Leute in der Stadt

Irene Schüller dreht einen Film über die Freiburger Tangoszene

Steffen Bonhoff

Von Steffen Bonhoff

Di, 17. Februar 2015

Freiburg

LEUTE IN DER STADT: Irene Schüller dreht einen Film über die Freiburger Tangoszene.

Bei dem Wort "Tango" wandern die Gedanken eher in den Süden Lateinamerikas, nach Argentinien und in eine aufregend fremde Kultur. Aber auch in Freiburg hat sich eine große Tangoszene etabliert – und die will Irene Schüller in ihrem Film "Umarmung" zeigen. Die 40-jährige Filmkünstlerin begleitet in ihrer 30-minütigen Dokumentation fünf Freiburger Singles vor und während der Tanzabende. Insbesondere die ständige Suche der Singles nach zwischenmenschlicher Nähe, die der Tango für die Zeit eines Tanzes ermöglicht, will sie darstellen.

"Die Freiburger Tangoszene ist sehr groß und spannend", erzählt Irene Schüller. Und da sie selbst seit acht Jahren leidenschaftlich Tango tanzt, kennt sie auch viele Leute und Gruppen hier in der Stadt. "Was mich am Tango besonders interessiert, ist zum einen, dass er Nähe ermöglicht, gleichzeitig aber durch den ständigen Partnerwechsel wiederum Nähe verhindert", erzählt Irene Schüller. Der Tanz gleiche einer ständigen Suche mit flüchtigen Glücksmomenten, die man sich immer wieder aufs Neue wünsche. "Es ist wie eine Sucht", sagt auch einer der Freiburger Singles in der filmischen Dokumentation.

Irene Schüller studierte zunächst Kunst und Englisch an der Freiburger Pädagogischen Hochschule mit dem Ziel, Realschullehrerin zu werden. Nachdem sie dieses Studium aber abgeschlossen hatte, ließ sie die Kunst nicht mehr los – daher hängte die gebürtige Rheinland-Pfälzerin, die aus der Nähe von Bitburg stammt und seit 1996 in Freiburg lebt, ein Malereistudium dran. Nach diesem Studium konzentrierte sich Irene Schüller auf den Film als künstlerisches Ausdrucksmittel und hat sich dafür zudem über Abendschule und Drehbuchseminare weitergebildet.

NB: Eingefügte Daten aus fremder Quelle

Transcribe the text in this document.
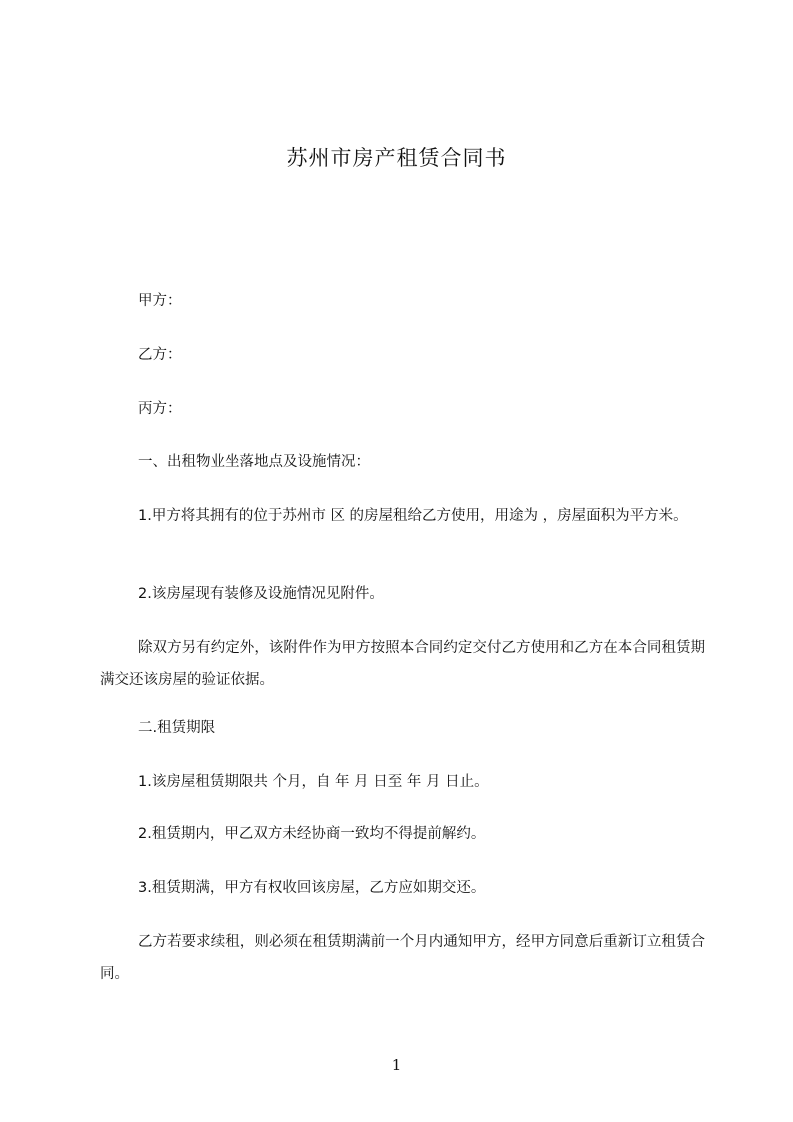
苏州市房产租赁合同书
甲方：
乙方：
丙方：
一、出租物业坐落地点及设施情况：
1.甲方将其拥有的位于苏州市 区 的房屋租给乙方使用，用途为 ，房屋面积为平方米。
2.该房屋现有装修及设施情况见附件。
除双方另有约定外，该附件作为甲方按照本合同约定交付乙方使用和乙方在本合同租赁期满交还该房屋的验证依据。
二.租赁期限
1.该房屋租赁期限共 个月，自 年 月 日至 年 月 日止。
2.租赁期内，甲乙双方未经协商一致均不得提前解约。
3.租赁期满，甲方有权收回该房屋，乙方应如期交还。
乙方若要求续租，则必须在租赁期满前一个月内通知甲方，经甲方同意后重新订立租赁合同。
1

Zwei Ereignisse, berichtet die 40-Jährige, seien in ihrem bisherigen künstlerischen Werdegang besonders bereichernd für sie gewesen: "Zum einen die Möglichkeit einer Installation 2012 im E-Werk, und zum anderen ein Stipendium der Berliner Staatskanzlei für Videokunst, das ich 2013 erhalten habe. Beides hat mir den Freiraum gegeben, meine Ideen umsetzen zu können."

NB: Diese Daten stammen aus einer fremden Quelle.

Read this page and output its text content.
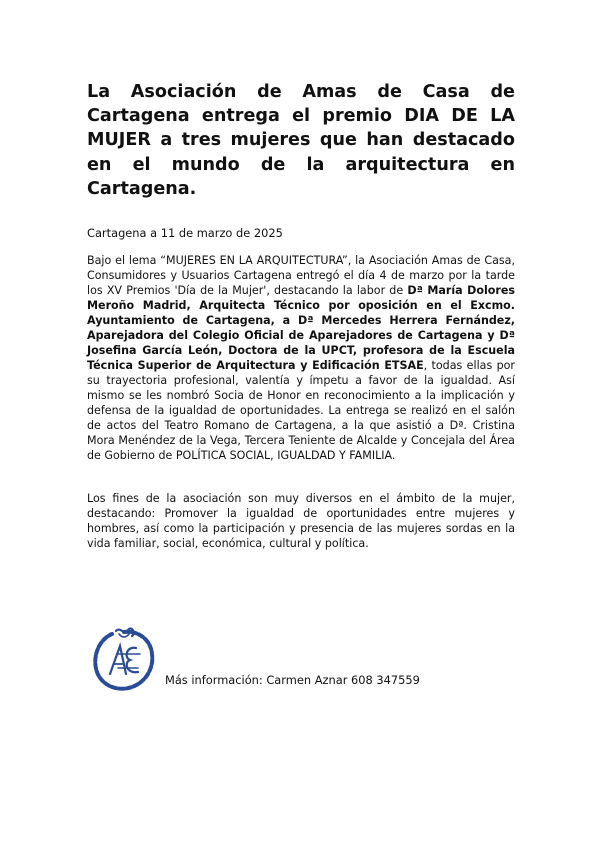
La Asociación de Amas de Casa de Cartagena entrega el premio DIA DE LA MUJER a tres mujeres que han destacado en el mundo de la arquitectura en Cartagena.

Cartagena a 11 de marzo de 2025

Bajo el lema “MUJERES EN LA ARQUITECTURA”, la Asociación Amas de Casa, Consumidores y Usuarios Cartagena entregó el día 4 de marzo por la tarde los XV Premios 'Día de la Mujer', destacando la labor de Dª María Dolores Meroño Madrid, Arquitecta Técnico por oposición en el Excmo. Ayuntamiento de Cartagena, a Dª Mercedes Herrera Fernández, Aparejadora del Colegio Oficial de Aparejadores de Cartagena y Dª Josefina García León, Doctora de la UPCT, profesora de la Escuela Técnica Superior de Arquitectura y Edificación ETSAE, todas ellas por su trayectoria profesional, valentía y ímpetu a favor de la igualdad. Así mismo se les nombró Socia de Honor en reconocimiento a la implicación y defensa de la igualdad de oportunidades. La entrega se realizó en el salón de actos del Teatro Romano de Cartagena, a la que asistió a Dª. Cristina Mora Menéndez de la Vega, Tercera Teniente de Alcalde y Concejala del Área de Gobierno de POLÍTICA SOCIAL, IGUALDAD Y FAMILIA.

Los fines de la asociación son muy diversos en el ámbito de la mujer, destacando: Promover la igualdad de oportunidades entre mujeres y hombres, así como la participación y presencia de las mujeres sordas en la vida familiar, social, económica, cultural y política.

Más información: Carmen Aznar 608 347559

Filmemacherin setzt auf Crowdfunding

Während der Dreharbeiten zu "Umarmung" hat sich Schüller über die Offenheit ihrer Akteure, die sie begleitete, sehr gefreut. Allerdings sei es nicht immer reibungslos gelaufen. Denn wenn während der Tangoabende gedreht wurde, waren andere Tanzende, vor allem aber die Veranstalter, nicht immer glücklich über die Dreharbeiten mitten unter ihnen. Schüller hat für die Dauer des Drehs ein Team eingestellt, das sich mit ihr zusammen um Licht, Ton und Kameraarbeit kümmerte. Doch damit ist der Film noch nicht fertig: Für den noch anstehenden letzten Schliff der Dokumentation sucht Schüller nun noch über Online-Spenden, das sogenannte Crowdfunding, nach Unterstützung. Irene Schüller möchte langfristig beim Film bleiben – und ihr Ziel ist es, möglichst bald auch längere künstlerische Dokumentationen verwirklichen zu können.